Una empresa con múltiples sucursales enfrenta un reto particular: necesita construir una marca consistente y, al mismo tiempo, competir en mercados locales que pueden ser muy diferentes entre sí.
Las campañas de gran alcance permiten construir reconocimiento, comunicar una propuesta de valor y generar demanda. Sin embargo, existen oportunidades alrededor de cada punto de venta que requieren una escala diferente de actuación.
Ahí es donde el marketing de proximidad puede convertirse en una ventaja competitiva.
Del alcance a la relevancia
Una campaña nacional busca alcanzar públicos amplios. El marketing de proximidad parte de una pregunta diferente:
¿Qué oportunidades existen alrededor de esta sucursal?

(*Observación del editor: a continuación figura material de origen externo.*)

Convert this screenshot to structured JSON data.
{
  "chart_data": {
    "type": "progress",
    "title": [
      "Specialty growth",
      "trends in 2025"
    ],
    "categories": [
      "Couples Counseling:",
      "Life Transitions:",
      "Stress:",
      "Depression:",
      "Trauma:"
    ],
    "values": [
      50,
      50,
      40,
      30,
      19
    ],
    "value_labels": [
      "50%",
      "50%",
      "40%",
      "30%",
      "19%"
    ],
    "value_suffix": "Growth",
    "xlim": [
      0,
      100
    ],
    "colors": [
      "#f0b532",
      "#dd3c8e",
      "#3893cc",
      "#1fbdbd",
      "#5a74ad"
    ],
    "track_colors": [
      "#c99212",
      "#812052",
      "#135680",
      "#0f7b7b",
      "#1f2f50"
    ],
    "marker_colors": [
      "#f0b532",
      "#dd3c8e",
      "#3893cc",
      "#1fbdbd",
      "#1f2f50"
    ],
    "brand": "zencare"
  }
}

Dentro de su área de influencia pueden existir oficinas, escuelas, conjuntos residenciales, empresas, comercios, centros deportivos, generadores de tráfico y otros espacios donde se encuentran clientes potenciales.
Identificarlos permite desarrollar acciones específicas para acercar la sucursal a esos públicos.
La diferencia no está necesariamente en alcanzar a más personas, sino en ser más relevante para aquellas que tienen una relación real con el territorio del punto de venta.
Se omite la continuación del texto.